My thoughts were not limited to past and present. I also read from the script of the the possible future. We have shared over 48 years together, 45 of them as husband and wife. It is exceedingly rare that spouses draw their last breaths together. More common is the outcome visioned in the vows which begin the journey of marriage, “…until death do we part.” It was thus with my mother living alone for 11 years after dad died, and the same for your dad living 9 years without your mom. It is likely that one of us will have to embrace “alone” someday as a way of life.

Past, present, and future. I wonder if Charles Dickens didn’t mull thoughts such as these when he penned “A Christmas Carol”?

We have paused mid-point at a small rural station to disembark a few passengers and take on new ones. Lives connected only briefly with mine as we anonymously share a journey.

Thanks for listening. Love, Peter.

12 thoughts on “Alone and Invisible

  1. When I think about these things I try and remember that it’s the adjusting to the feeling which is the most uncomfortable, not the feeling itself. Thankfully you won’t have time to adjust to it fully before returning home so the discomfort will probably endure a bit… I hope it doesn’t get in the way of a fabulous journey! And you are spot on with “video shatters the fiction of nearness“ <3 I will quote you.

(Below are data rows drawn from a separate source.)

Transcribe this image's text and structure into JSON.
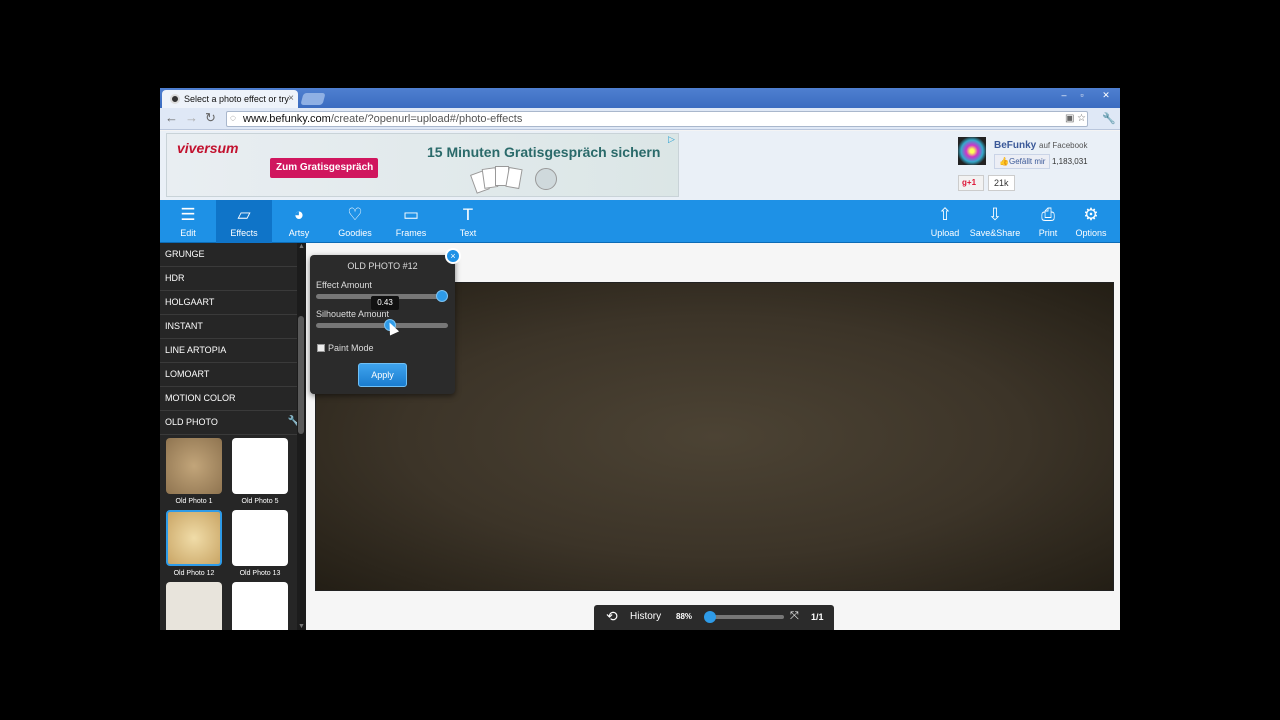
{
  "browser": {
    "tab_title": "Select a photo effect or try",
    "tab_close": "×",
    "url_host": "www.befunky.com",
    "url_path": "/create/?openurl=upload#/photo-effects",
    "window_controls": [
      "–",
      "▫",
      "✕"
    ]
  },
  "ad": {
    "brand": "viversum",
    "button": "Zum Gratisgespräch",
    "headline": "15 Minuten Gratisgespräch sichern",
    "marker": "▷"
  },
  "social": {
    "name": "BeFunky",
    "sub": "auf Facebook",
    "like": "Gefällt mir",
    "like_count": "1,183,031",
    "gplus": "+1",
    "gplus_count": "21k"
  },
  "toolbar": {
    "left": [
      {
        "label": "Edit",
        "icon": "sliders-icon",
        "glyph": "☰"
      },
      {
        "label": "Effects",
        "icon": "photos-icon",
        "glyph": "▱"
      },
      {
        "label": "Artsy",
        "icon": "palette-icon",
        "glyph": "◕"
      },
      {
        "label": "Goodies",
        "icon": "heart-icon",
        "glyph": "♡"
      },
      {
        "label": "Frames",
        "icon": "frame-icon",
        "glyph": "▭"
      },
      {
        "label": "Text",
        "icon": "text-icon",
        "glyph": "T"
      }
    ],
    "right": [
      {
        "label": "Upload",
        "icon": "upload-icon",
        "glyph": "⇧"
      },
      {
        "label": "Save&Share",
        "icon": "download-icon",
        "glyph": "⇩"
      },
      {
        "label": "Print",
        "icon": "print-icon",
        "glyph": "⎙"
      },
      {
        "label": "Options",
        "icon": "gear-icon",
        "glyph": "⚙"
      }
    ],
    "active": "Effects"
  },
  "sidebar": {
    "categories": [
      "GRUNGE",
      "HDR",
      "HOLGAART",
      "INSTANT",
      "LINE ARTOPIA",
      "LOMOART",
      "MOTION COLOR",
      "OLD PHOTO"
    ],
    "thumbs": [
      {
        "label": "Old Photo 1"
      },
      {
        "label": "Old Photo 5"
      },
      {
        "label": "Old Photo 12"
      },
      {
        "label": "Old Photo 13"
      },
      {
        "label": ""
      },
      {
        "label": ""
      }
    ]
  },
  "panel": {
    "title": "OLD PHOTO #12",
    "effect_label": "Effect Amount",
    "effect_value": 1.0,
    "tooltip": "0.43",
    "silhouette_label": "Silhouette Amount",
    "silhouette_value": 0.57,
    "paint_mode": "Paint Mode",
    "apply": "Apply",
    "close": "×"
  },
  "history": {
    "label": "History",
    "zoom": "88%",
    "page": "1/1"
  },
  "colors": {
    "accent": "#1e91e6",
    "sidebar_bg": "#262626"
  }
}
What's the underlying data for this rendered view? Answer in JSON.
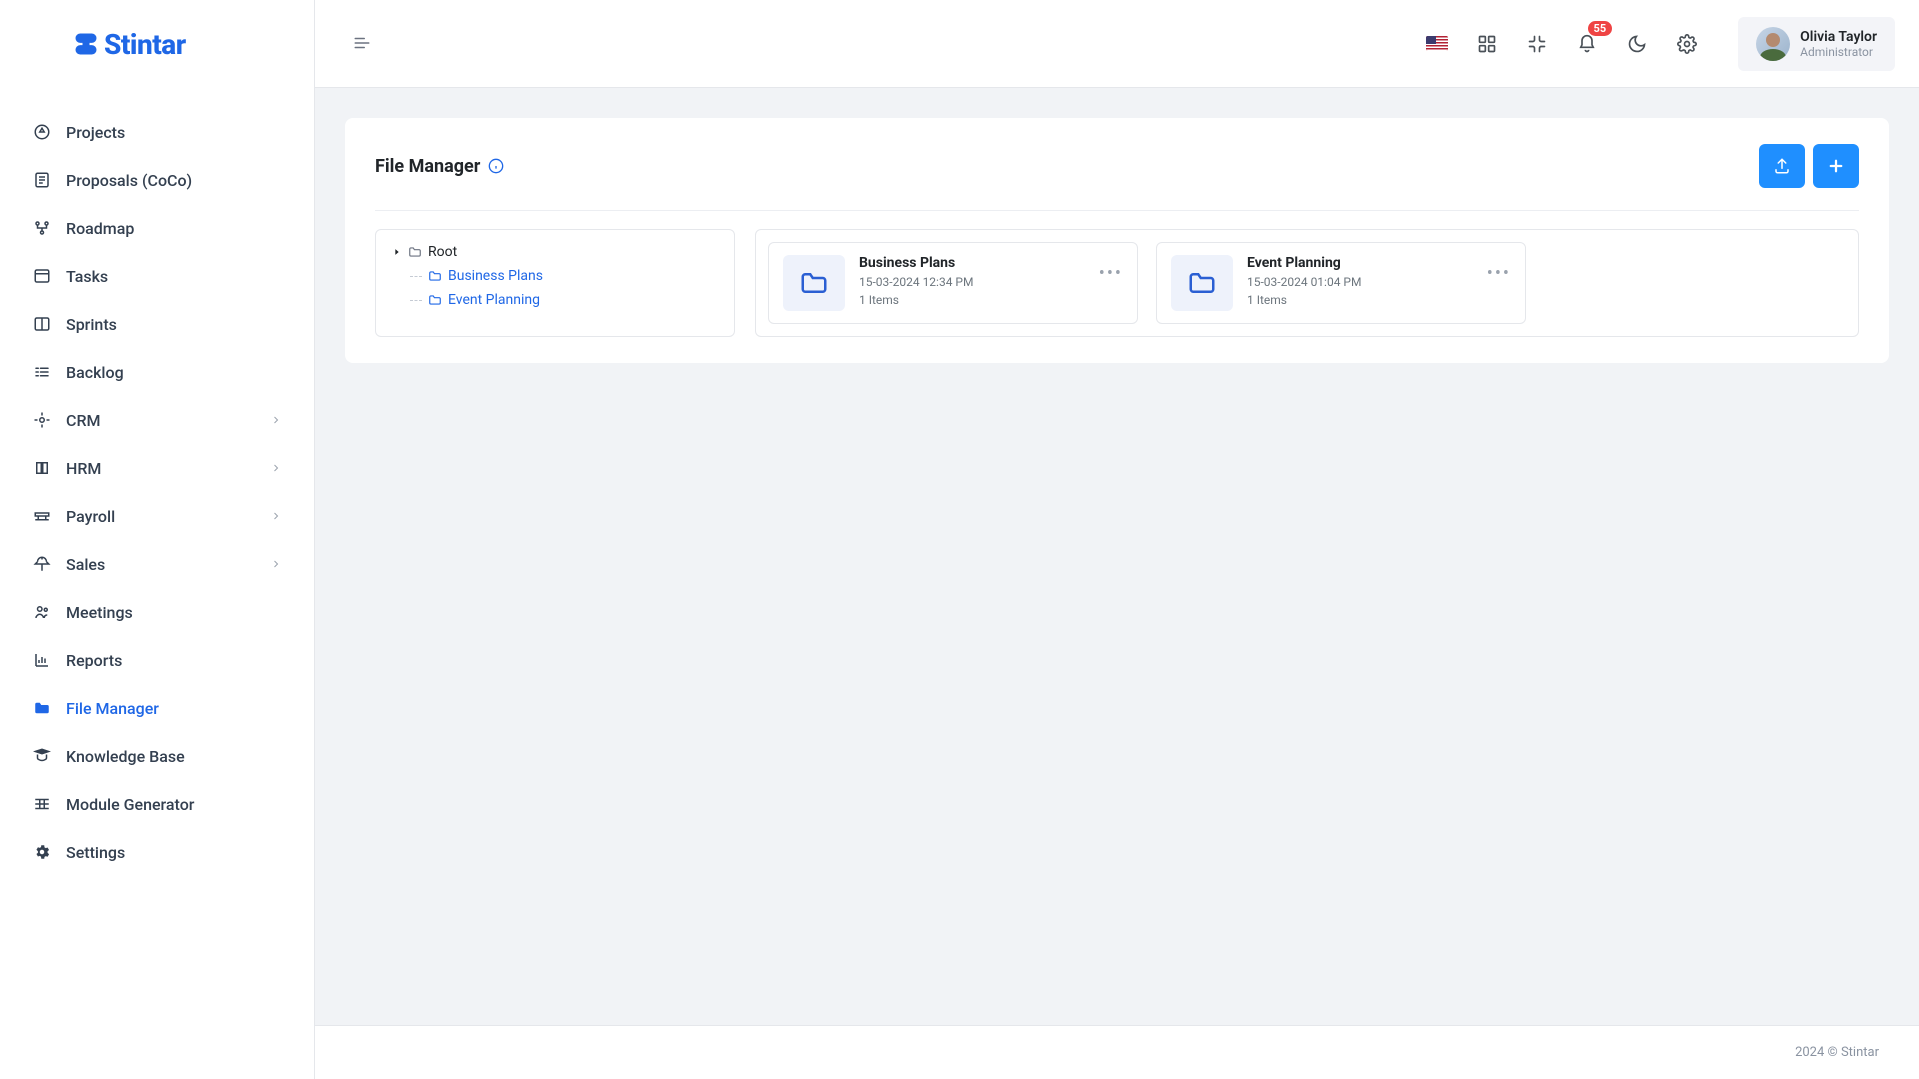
{
  "brand": "Stintar",
  "header": {
    "notification_count": "55",
    "user": {
      "name": "Olivia Taylor",
      "role": "Administrator"
    }
  },
  "sidebar": {
    "items": [
      {
        "label": "Projects",
        "icon": "projects",
        "chev": false
      },
      {
        "label": "Proposals (CoCo)",
        "icon": "proposals",
        "chev": false
      },
      {
        "label": "Roadmap",
        "icon": "roadmap",
        "chev": false
      },
      {
        "label": "Tasks",
        "icon": "tasks",
        "chev": false
      },
      {
        "label": "Sprints",
        "icon": "sprints",
        "chev": false
      },
      {
        "label": "Backlog",
        "icon": "backlog",
        "chev": false
      },
      {
        "label": "CRM",
        "icon": "crm",
        "chev": true
      },
      {
        "label": "HRM",
        "icon": "hrm",
        "chev": true
      },
      {
        "label": "Payroll",
        "icon": "payroll",
        "chev": true
      },
      {
        "label": "Sales",
        "icon": "sales",
        "chev": true
      },
      {
        "label": "Meetings",
        "icon": "meetings",
        "chev": false
      },
      {
        "label": "Reports",
        "icon": "reports",
        "chev": false
      },
      {
        "label": "File Manager",
        "icon": "filemanager",
        "chev": false,
        "active": true
      },
      {
        "label": "Knowledge Base",
        "icon": "kb",
        "chev": false
      },
      {
        "label": "Module Generator",
        "icon": "module",
        "chev": false
      },
      {
        "label": "Settings",
        "icon": "settings",
        "chev": false
      }
    ]
  },
  "page": {
    "title": "File Manager",
    "tree": {
      "root_label": "Root",
      "children": [
        {
          "label": "Business Plans"
        },
        {
          "label": "Event Planning"
        }
      ]
    },
    "folders": [
      {
        "name": "Business Plans",
        "date": "15-03-2024 12:34 PM",
        "items": "1 Items"
      },
      {
        "name": "Event Planning",
        "date": "15-03-2024 01:04 PM",
        "items": "1 Items"
      }
    ]
  },
  "footer": "2024 © Stintar"
}
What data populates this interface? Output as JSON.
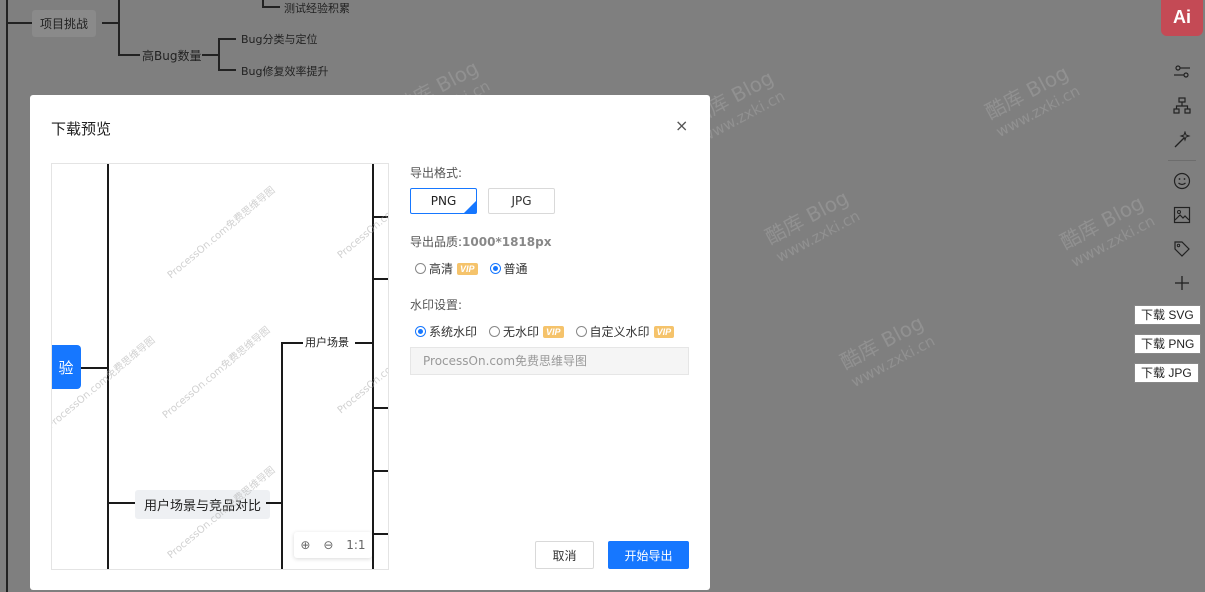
{
  "canvas": {
    "nodes": {
      "challenge": "项目挑战",
      "test_exp": "测试经验积累",
      "high_bug": "高Bug数量",
      "bug_classify": "Bug分类与定位",
      "bug_fix": "Bug修复效率提升"
    },
    "watermark_brand": "酷库 Blog",
    "watermark_url": "www.zxki.cn"
  },
  "toolbar": {
    "ai_label": "Ai",
    "tools": [
      "settings-sliders-icon",
      "org-chart-icon",
      "magic-wand-icon",
      "emoji-icon",
      "image-icon",
      "tag-icon",
      "plus-icon"
    ],
    "download_svg": "下载 SVG",
    "download_png": "下载 PNG",
    "download_jpg": "下载 JPG"
  },
  "modal": {
    "title": "下载预览",
    "close": "×",
    "preview": {
      "root_label": "验",
      "node_scene": "用户场景",
      "node_compare": "用户场景与竞品对比",
      "watermark": "ProcessOn.com免费思维导图",
      "zoom_in": "⊕",
      "zoom_out": "⊖",
      "zoom_reset": "1:1"
    },
    "format_label": "导出格式:",
    "formats": {
      "png": "PNG",
      "jpg": "JPG",
      "selected": "PNG"
    },
    "quality_label": "导出品质:",
    "quality_size": "1000*1818px",
    "quality_options": {
      "hd": "高清",
      "normal": "普通",
      "selected": "普通"
    },
    "vip": "VIP",
    "watermark_label": "水印设置:",
    "watermark_options": {
      "system": "系统水印",
      "none": "无水印",
      "custom": "自定义水印",
      "selected": "系统水印"
    },
    "watermark_text": "ProcessOn.com免费思维导图",
    "cancel": "取消",
    "export": "开始导出"
  }
}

  2. Pete, there are thousands of people that you have enjoyed (and vice-versa) through the years; you just can’t see them right now. Physically “alone” is hard but can be remedied in some ways. I think mentally alone is impossible for you. Populate the empty seats with your mind. Yes, not the perfect remedy but helpful. (big sister thoughts)

  3. Pete – I totally get what you are saying/writing/thinking. I will not try to be a cheerleader and tell you to “buck up” because I can be where you are – in a room full of people – even people that I know. I have memories from my childhood which match those you mention. I have spent countless hours contemplating this issue. For me – it always boils down to some kind of fear… not of getting hurt, or something terrible happening.. just a cold, dark void. Frank and I stayed in Santiago for about 4 days after our “family” had moved on. Even with my dear husband with me – I felt an emptiness. The end of a Camino? The loss of the Camino that I thought we would have? The end of some friendships – though with the best of intentions, I know we can not keep in touch with everyone…? IDK. It is probably good that you are not staying in one place too long … as that would just make it worse. I believe you are like me – I can talk to a telephone pole, so it is not chatting that is the problem – it is the connection. I try to turn my face to the sun, my thoughts to “sunnier” ones and I just keep swimming. Thank YOU for listening. Hugs my friend.

    • I love your perspective. Yesterday’s experience was proof for me that the Camino is the journey not the destination. I’ve had that “let down“ experience all three times. It seems to correspond with the transition from pilgrim to tourist. I just arrived in Lyon. Virtually all of the pilgrims here are working their way towards Santiago. It will be interesting to see how it feels to be one who is returning from Santiago. Peace Liz.

  4. Sheryl Kretchmer says:

    Your eloquent reflections touched me to my core. Your “aloneness” is survivable (and often a gift) knowing it is only temporary. As with you, family, friends, and being alone among others brings comfort. I miss Gary every day as I approach his Halloween birthday, and two years since my loss. I’ve so enjoyed your stories and photos. Enjoy the exhilaration of the rest of your trip, knowing you will be home soon! Sheryl Kretchmer

    • Sheryl, I often think of Gary. He was a person for whom wisdom came easily and was communicated effectively to those around him. I wish I had spent more time with him.
      I’m not exactly an extrovert, but I am a very social person. Perhaps the downside of being so social is that in the absence I feel the vacuum. Peace. Pete

  5. Thank you for being so vulnerable.
    Interestingly, I crave both social interaction and solitude. I love meeting new people and hearing their stories, but after 15 years alone, the quiet of my own thoughts and habits lure me back to my aloneness.
    I am so glad you’re so close to reuniting with Christine.